В Каунасе недавно шел дождь. Лоснится асфальт, на тротуаре — лужицы. Вдоль тротуара протянулась глубокая траншея, в ней рыжие липовые листья. Капает с веток…
Останавливаюсь у витрины и, как в зеркале, вижу свое отражение. «Чего ты сюда притащился?» — спрашиваю я в упор. Парень — простоволосый, немного сутулый, с руками в карманах, улыбаясь, отвечает; «Я хочу посмотреть. И только». — «А что завтра скажешь, когда Жирафа спросит, почему сачковал?» — «Так и скажу — ездил посмотреть». — «Думаешь, Жирафа поверит?» — «После свободного дня она не злая. Все еще счастливая оттого, что посидела со своим благоверным два часа в киношке». — «Ты, старый кретин, что ты знаешь о своей классной! Топай, куда топал». — «Чао, бамбино».
Он уходит, этот парень.
В большом и гулком помещении я двигаюсь не спеша, осторожно, как в королевской зале, от блеска которой кружится голова. Я ведь часто забегаю в художественный музей. Мне нравится живопись, графика — могу часами стоять у картин, забывая, что время идет. Бенас смеется надо мной. Говорит, я не вырос из пеленок. Когда-то, ребенком, я любил рисовать. Неплохо получалось, мама показывала гостям мою мазню, те хвалили, качали головами: художником будешь! Рисовал и в школе, оформлял стенгазету дружины, малевал объявления. Но скоро заметил, что если ты можешь что-то делать, то учителя так завалят тебя работой, так привяжут к школе, что прощай воля и книги про индейцев. Вот я и «испортил руку». Мама, правда, сердилась. Дома-то я рисовал по-прежнему, но с тех пор, как мама оставила нас, я ни разу не притронулся ни к карандашу, ни к краскам.
В конце зала — три большие гравюры. Триптих «РАСКРЕПОЩЕНИЕ». Слева — «СТРАДАНИЕ». Лица женщины не видно. Его скрывают дрожащие пальцы. Фигура сливается с темнотой, растворяется в ней. Вся она такая хрупкая; кажется, ее вот-вот поглотит черная тень. Лоб у меня вспотел — кажется, я так и слышу мучительный и негромкий отчаянный вопль этой женщины. Правее — «БОРЬБА». Стиснутые кулаки. Большие и тяжелые, как валуны.
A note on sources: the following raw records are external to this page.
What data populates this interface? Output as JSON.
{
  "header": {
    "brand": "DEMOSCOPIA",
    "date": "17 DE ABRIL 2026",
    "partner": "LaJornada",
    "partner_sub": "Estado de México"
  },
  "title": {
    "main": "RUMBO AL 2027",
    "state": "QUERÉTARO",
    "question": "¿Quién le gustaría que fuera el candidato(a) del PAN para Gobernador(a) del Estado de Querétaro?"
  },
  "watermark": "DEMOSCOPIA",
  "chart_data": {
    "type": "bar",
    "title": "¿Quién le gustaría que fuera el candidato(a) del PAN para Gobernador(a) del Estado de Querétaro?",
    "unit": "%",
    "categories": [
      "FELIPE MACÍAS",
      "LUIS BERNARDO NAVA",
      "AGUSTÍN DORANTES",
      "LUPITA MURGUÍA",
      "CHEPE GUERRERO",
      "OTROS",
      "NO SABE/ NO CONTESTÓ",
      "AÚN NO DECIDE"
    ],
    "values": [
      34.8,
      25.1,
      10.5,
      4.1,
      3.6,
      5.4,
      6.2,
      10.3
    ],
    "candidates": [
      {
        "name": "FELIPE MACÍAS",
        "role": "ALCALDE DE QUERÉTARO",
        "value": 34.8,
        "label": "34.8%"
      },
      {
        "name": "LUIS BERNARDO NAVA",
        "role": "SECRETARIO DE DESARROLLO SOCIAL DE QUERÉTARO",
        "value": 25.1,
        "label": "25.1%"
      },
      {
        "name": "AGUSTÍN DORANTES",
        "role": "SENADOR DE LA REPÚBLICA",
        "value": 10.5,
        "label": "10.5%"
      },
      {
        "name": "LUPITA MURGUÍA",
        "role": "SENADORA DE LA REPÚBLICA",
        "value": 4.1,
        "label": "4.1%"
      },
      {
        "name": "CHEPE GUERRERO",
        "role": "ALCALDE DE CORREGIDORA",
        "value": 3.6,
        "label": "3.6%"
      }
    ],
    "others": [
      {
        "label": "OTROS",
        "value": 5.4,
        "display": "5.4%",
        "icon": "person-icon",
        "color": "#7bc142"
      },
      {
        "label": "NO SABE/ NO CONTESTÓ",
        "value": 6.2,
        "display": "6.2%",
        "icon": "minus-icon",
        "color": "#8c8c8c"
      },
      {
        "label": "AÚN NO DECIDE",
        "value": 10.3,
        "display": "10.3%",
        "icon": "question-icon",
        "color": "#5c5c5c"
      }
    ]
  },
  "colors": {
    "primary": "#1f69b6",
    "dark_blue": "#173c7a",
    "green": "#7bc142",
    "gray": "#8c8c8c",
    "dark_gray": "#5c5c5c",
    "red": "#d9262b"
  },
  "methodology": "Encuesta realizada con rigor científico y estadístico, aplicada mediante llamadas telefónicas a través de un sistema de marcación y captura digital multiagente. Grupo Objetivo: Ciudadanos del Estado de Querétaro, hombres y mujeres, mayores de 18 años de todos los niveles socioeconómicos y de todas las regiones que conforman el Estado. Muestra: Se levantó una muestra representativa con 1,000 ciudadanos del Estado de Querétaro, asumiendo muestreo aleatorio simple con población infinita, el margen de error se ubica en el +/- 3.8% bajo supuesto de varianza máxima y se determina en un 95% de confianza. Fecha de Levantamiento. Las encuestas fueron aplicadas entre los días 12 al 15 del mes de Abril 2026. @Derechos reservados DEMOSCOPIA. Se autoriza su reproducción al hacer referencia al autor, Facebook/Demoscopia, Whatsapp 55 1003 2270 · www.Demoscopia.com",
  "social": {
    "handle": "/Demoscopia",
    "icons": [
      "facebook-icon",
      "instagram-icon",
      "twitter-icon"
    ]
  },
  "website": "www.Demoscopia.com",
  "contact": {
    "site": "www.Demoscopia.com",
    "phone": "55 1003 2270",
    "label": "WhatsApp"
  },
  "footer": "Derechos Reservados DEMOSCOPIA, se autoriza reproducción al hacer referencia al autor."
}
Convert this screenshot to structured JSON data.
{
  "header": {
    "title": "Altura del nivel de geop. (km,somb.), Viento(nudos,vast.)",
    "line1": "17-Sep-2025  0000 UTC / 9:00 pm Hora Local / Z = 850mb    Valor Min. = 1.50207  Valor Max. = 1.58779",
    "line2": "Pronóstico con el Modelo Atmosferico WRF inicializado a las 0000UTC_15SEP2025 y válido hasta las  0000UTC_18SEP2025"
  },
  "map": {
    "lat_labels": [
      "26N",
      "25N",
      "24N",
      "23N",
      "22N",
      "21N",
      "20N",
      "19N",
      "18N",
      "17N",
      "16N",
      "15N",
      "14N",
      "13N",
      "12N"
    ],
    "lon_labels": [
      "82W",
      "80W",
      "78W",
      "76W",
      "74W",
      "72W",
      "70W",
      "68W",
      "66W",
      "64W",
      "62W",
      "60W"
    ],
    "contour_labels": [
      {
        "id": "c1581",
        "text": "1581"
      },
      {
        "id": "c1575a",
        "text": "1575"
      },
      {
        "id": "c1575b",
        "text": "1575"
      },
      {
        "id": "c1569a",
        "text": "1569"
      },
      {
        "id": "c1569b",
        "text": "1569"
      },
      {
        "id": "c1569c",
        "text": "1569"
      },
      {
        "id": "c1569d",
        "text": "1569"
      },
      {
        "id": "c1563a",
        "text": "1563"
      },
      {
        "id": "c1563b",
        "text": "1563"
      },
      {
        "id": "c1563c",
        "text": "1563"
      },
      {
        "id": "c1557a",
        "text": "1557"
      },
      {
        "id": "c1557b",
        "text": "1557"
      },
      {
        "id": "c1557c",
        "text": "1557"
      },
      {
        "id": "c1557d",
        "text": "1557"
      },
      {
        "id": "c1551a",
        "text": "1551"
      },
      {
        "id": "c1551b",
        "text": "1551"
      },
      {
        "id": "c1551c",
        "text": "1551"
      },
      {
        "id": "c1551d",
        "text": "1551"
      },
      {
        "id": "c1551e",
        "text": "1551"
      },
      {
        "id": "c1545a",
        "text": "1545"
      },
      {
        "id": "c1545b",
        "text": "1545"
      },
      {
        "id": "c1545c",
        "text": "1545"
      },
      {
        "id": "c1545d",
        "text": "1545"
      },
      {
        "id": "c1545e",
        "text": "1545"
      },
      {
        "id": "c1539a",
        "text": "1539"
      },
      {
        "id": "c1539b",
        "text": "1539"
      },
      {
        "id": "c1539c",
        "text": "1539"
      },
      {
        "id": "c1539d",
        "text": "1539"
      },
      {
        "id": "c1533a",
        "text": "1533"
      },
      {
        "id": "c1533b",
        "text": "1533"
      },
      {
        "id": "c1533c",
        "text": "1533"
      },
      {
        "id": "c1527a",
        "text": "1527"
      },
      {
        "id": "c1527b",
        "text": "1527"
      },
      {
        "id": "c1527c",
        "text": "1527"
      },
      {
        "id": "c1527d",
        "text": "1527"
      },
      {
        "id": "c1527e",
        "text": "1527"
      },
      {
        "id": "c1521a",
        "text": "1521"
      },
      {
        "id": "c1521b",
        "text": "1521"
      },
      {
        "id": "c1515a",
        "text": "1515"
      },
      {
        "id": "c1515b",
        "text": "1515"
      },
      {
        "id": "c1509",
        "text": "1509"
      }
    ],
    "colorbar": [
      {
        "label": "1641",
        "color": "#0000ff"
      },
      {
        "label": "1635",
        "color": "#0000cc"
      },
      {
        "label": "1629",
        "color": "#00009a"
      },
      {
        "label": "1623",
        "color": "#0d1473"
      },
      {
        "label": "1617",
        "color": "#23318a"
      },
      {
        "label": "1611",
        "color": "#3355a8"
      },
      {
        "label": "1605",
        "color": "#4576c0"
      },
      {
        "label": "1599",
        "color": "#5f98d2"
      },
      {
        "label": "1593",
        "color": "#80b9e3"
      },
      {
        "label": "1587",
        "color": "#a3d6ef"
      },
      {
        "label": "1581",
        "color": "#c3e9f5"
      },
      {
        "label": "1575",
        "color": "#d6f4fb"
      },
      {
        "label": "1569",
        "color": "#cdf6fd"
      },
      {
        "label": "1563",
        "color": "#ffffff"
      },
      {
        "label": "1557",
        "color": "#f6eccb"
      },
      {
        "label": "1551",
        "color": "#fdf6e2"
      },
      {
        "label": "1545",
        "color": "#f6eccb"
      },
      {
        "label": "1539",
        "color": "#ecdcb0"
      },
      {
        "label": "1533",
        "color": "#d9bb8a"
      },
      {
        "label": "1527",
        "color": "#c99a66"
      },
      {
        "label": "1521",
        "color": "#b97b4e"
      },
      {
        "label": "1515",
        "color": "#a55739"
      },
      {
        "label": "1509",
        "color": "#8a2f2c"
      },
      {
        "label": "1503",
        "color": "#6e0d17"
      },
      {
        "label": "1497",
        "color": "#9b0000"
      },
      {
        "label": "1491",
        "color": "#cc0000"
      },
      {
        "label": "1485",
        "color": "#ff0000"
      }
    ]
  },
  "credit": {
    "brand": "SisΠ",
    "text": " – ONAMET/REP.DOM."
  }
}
Они подняты к обнаженной груди женщины — не для защиты, для того, чтоб нанести удар. Ударить кулаками, пронзить взглядом. И победить. Женщина верит в свою силу, верит в необходимость раскрепощения. Она борется за то, во что верит сама. Еще правее — «РАЗМЫШЛЕНИЕ». Раздумье после боя. Все переосмыслить. Радости не видно. Рано еще ликовать, надо освоиться с новым. И была ли эта схватка последней?